Thanks again. I have another question concerning ResultsStream. I am trying to get historical tweets by ‘Shell’ from 2007 until 2021. I am following the exact code as mentioned in the [Python searchtweets v2] tutorial. I changed the endpoint in the yaml as: endpoint: "https://api.twitter.com/2/tweets/search/all. However, I see that only the first 500 tweets are getting pulled, here is the code:
# import packages
import pandas as pd
import requests
import os
import json
import time
import ast
import yaml
import logging
import sys
import numpy as np
import math
logging.basicConfig(stream=sys.stdout, level=logging.DEBUG)
from searchtweets import load_credentials
load_credentials(filename="./search_tweets_creds_example.yaml",
yaml_key="search_tweets_v2_example",
env_overwrite=False)
from searchtweets import ResultStream, gen_request_parameters, load_credentials, write_result_stream
query = gen_request_parameters("from:Shell", results_per_call=500, tweet_fields="created_at", start_time="2010-01-01", end_time="2021-03-30")
rs = ResultStream(request_parameters=query, **search_args)
from searchtweets import collect_results
search_args = load_credentials(filename="./search_tweets_creds_example.yaml",
yaml_key="search_tweets_v2_example",
env_overwrite=False)
rs = ResultStream(request_parameters=query,
max_results=500,
max_pages=20,
output_format="a",
**search_args)
print(rs)
stream = write_result_stream(rs, filename_prefix="test")
result = [tweet for tweet in stream]
As a way around, I am using postman to pull the historical tweets manually by using next_token in the query parameter. Is this a good practice? I am gathering this data for a paper on climate change, but this is very exhausting.

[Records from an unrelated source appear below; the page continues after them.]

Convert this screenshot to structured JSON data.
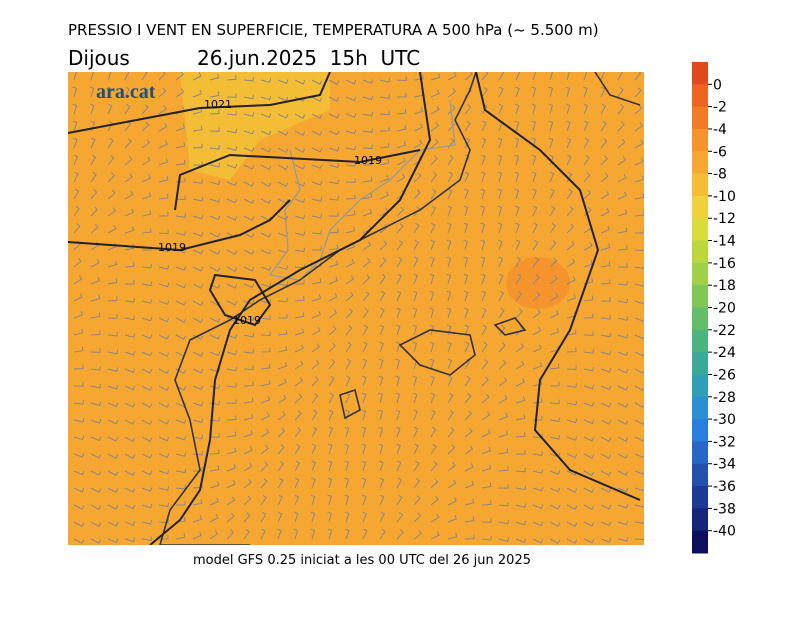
{
  "header": {
    "title": "PRESSIO I VENT EN SUPERFICIE, TEMPERATURA A 500 hPa (~ 5.500 m)",
    "day": "Dijous",
    "date": "26.jun.2025  15h  UTC"
  },
  "logo": "ara.cat",
  "isobar_labels": [
    "1021",
    "1019",
    "1019",
    "1019"
  ],
  "footer": "model GFS 0.25 iniciat a les 00 UTC del 26 jun 2025",
  "colorbar": {
    "ticks": [
      0,
      -2,
      -4,
      -6,
      -8,
      -10,
      -12,
      -14,
      -16,
      -18,
      -20,
      -22,
      -24,
      -26,
      -28,
      -30,
      -32,
      -34,
      -36,
      -38,
      -40
    ],
    "band_colors": [
      "#de4a1c",
      "#ec6420",
      "#f27c26",
      "#f5932c",
      "#f6a732",
      "#f4bd36",
      "#eed23a",
      "#d9dc3a",
      "#bcd73e",
      "#a0cf48",
      "#80c756",
      "#62be68",
      "#4bb47e",
      "#39aa9a",
      "#2f9fb6",
      "#2b90d2",
      "#297ddf",
      "#2767c9",
      "#2350ad",
      "#1c3a93",
      "#132679",
      "#0b0f5e"
    ]
  }
}
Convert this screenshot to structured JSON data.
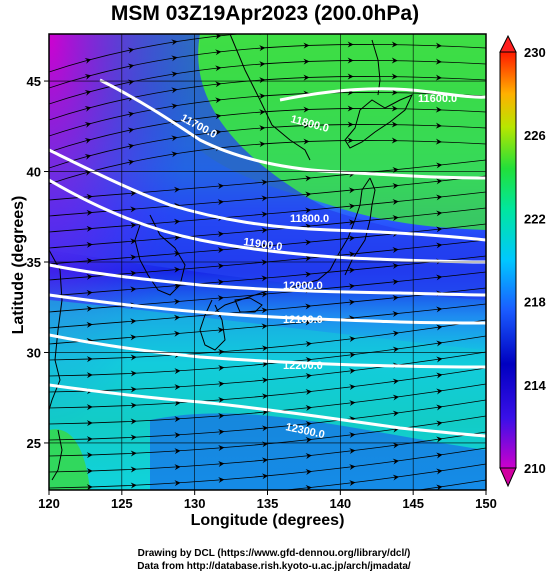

Could you please check why ResultStream is not retrieving all the historical tweets of ‘@Shell’?
Thank you, Igor, hopefully, it will be my last question.
Hi tweet4epi,
I was wondering if you can share your ResultStream code. Somehow, I cannot pull the entire tweet and the results stop at 500 tweets. You can see my code in the last comment to Igor. Your help will be much appreciated.
Thanks, Ramit
this limits the result stream to 500 tweets.
this will also limit the results, to under 10,000 because it’s 20 max calls, each with a max of 500 tweet results.
You can remove these to get all tweets but make sure your query is correct and your output works because this can use up nearly all of your quota for the month.
results_per_call=500 this in gen_request_parameters sets the 500 tweet results per call to the API, which you should leave in.